I would never ask my father the same type of question. My father knows next to nothing about how Web sites are built, what complicated technologies lie lurking beneath the pretty graphics, or the finer points of information architecture. He wouldn't even be able to pick a web application out of a lineup, because he doesn't understand what I mean by the word application...

What my father does know is that the model rockets he builds for fun on weekends require parts that he has to hunt down on a regular basis... If I told my dad he could buy these parts online, he'd be interested. If I asked him how the application should filter the online catalog and allow him to make purchases, he'd look at me like I was nuts.

Molly from Sales would likely do the same thing.

Molly has no idea what your software might be able to do, and she almost certainly doesn't have the technical chops to explain it.

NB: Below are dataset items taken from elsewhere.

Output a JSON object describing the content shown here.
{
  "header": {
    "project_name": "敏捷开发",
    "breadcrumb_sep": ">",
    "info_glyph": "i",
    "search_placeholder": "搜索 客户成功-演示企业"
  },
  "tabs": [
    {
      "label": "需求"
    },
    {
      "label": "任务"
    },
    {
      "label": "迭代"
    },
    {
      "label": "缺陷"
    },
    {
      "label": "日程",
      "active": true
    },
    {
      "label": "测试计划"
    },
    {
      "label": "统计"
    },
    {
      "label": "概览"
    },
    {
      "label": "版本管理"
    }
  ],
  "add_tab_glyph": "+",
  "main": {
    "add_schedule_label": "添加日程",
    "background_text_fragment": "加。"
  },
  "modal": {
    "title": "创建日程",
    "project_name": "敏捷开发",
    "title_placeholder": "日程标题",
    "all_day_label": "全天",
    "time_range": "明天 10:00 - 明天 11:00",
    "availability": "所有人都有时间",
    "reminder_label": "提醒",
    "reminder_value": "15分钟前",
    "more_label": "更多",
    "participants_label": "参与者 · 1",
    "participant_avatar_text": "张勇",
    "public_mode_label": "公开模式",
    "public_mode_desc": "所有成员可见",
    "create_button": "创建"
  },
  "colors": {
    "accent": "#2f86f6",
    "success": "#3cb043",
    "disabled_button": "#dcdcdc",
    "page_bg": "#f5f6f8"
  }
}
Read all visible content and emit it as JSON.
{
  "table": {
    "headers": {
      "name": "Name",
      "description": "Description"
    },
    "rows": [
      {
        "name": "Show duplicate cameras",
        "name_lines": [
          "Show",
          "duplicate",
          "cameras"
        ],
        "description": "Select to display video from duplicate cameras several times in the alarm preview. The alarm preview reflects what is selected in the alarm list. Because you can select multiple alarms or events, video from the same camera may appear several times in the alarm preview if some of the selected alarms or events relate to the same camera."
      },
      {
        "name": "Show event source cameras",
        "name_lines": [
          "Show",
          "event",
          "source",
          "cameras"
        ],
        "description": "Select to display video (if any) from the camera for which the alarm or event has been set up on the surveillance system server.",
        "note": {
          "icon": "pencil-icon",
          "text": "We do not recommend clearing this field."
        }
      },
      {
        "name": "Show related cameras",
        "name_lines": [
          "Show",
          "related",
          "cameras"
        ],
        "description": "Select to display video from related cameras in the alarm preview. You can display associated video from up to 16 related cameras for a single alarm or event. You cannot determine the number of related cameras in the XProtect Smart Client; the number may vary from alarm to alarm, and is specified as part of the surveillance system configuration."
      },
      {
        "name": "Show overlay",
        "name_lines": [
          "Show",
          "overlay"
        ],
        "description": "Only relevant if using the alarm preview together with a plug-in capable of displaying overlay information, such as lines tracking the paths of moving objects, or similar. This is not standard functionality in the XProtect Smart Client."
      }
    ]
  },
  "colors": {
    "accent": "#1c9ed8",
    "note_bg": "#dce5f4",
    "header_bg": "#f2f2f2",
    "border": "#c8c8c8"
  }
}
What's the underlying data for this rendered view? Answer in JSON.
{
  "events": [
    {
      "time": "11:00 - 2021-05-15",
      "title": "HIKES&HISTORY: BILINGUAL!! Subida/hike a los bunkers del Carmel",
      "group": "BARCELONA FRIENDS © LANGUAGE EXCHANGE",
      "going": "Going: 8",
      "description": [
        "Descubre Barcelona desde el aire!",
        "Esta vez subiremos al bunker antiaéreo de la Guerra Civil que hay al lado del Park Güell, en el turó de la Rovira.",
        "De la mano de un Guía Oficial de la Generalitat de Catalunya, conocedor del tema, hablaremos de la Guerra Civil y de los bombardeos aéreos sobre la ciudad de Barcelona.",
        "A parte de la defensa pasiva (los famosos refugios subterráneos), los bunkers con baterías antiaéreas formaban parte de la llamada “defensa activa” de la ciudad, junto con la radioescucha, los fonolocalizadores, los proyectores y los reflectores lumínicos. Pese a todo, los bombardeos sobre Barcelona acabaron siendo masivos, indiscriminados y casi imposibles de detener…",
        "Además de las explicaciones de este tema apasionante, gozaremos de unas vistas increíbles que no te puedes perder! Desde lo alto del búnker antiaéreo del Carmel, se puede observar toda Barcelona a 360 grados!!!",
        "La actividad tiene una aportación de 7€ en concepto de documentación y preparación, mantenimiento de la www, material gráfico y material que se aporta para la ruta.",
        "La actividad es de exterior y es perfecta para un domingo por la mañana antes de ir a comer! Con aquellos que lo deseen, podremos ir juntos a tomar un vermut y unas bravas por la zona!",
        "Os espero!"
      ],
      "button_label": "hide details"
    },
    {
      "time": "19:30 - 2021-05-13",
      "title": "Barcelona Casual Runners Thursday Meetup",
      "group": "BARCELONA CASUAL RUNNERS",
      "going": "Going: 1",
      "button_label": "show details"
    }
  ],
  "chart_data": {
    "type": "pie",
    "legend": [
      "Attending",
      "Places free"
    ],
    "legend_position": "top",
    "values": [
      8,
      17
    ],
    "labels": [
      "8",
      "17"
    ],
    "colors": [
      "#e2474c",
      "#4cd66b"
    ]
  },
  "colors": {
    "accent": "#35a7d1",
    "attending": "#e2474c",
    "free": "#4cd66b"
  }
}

I think this is a great point. We need to understand our users and we need to understand how the use the product (or use of proposed new designs), but we should not be asking them to design our product. We're the professional software designers - we shouldn't abdicate our responsibilities onto the user. It's nice to Hoekman saying that in print.

I also liked what Hoekman had to say about turning beginners into intermediates. Basically, the biggest proportion of most products' user base is the "perpetual intermediate". Someone who has learned just enough to get by, and has no plans to ever learn more. One of our goals is to help beginners reach this stage. WAS does quite a bit in this space, perhaps most notably in our "Command Assist" functionality in the console, which allows people to transition easily from using the console to using scripting.

The only major problem I had with the book, and it's not all that major, is that it was written with an assumption that bad design happens out of ignorance for many of the principles he is espousing. That people are not doing things the right way because they don't know the difference between the right way and the wrong way. Clearly, this is sometimes true, but I think it's the exception to the rule (at least it is the exception when there are professional usability people involved in the project... and the audience for the book seems to be professional usability people). The simple fact is that there is a cost associated with improving the design of a feature or a product. Designing things well takes more time and people. It usually means that the system is taking on more of the complexity from the user, which requires more coding and testing. Everyone wants good design, but when push comes to shove, I think many of our customers would admit that if better design means fewer features and longer time to market... well, it's not a no-brainer that better design should win the day. It's a balance. Sometimes better design is the right answer, and sometimes time-to-market pressures are too important to lengthen the release cycle to include an expensive, iterative design phase. Be able to tell the difference between those cases is the trick, and not an easy one. But the point is that the "obvious" design techniques that Hoekman discusses are already common design techniques in most shops... when there's time to do them.

But overall I thought it was an excellent book, especially for people who are trying to go from beginner to intermediate in their design skills. It's well-written and engaging, and that counts for a lot.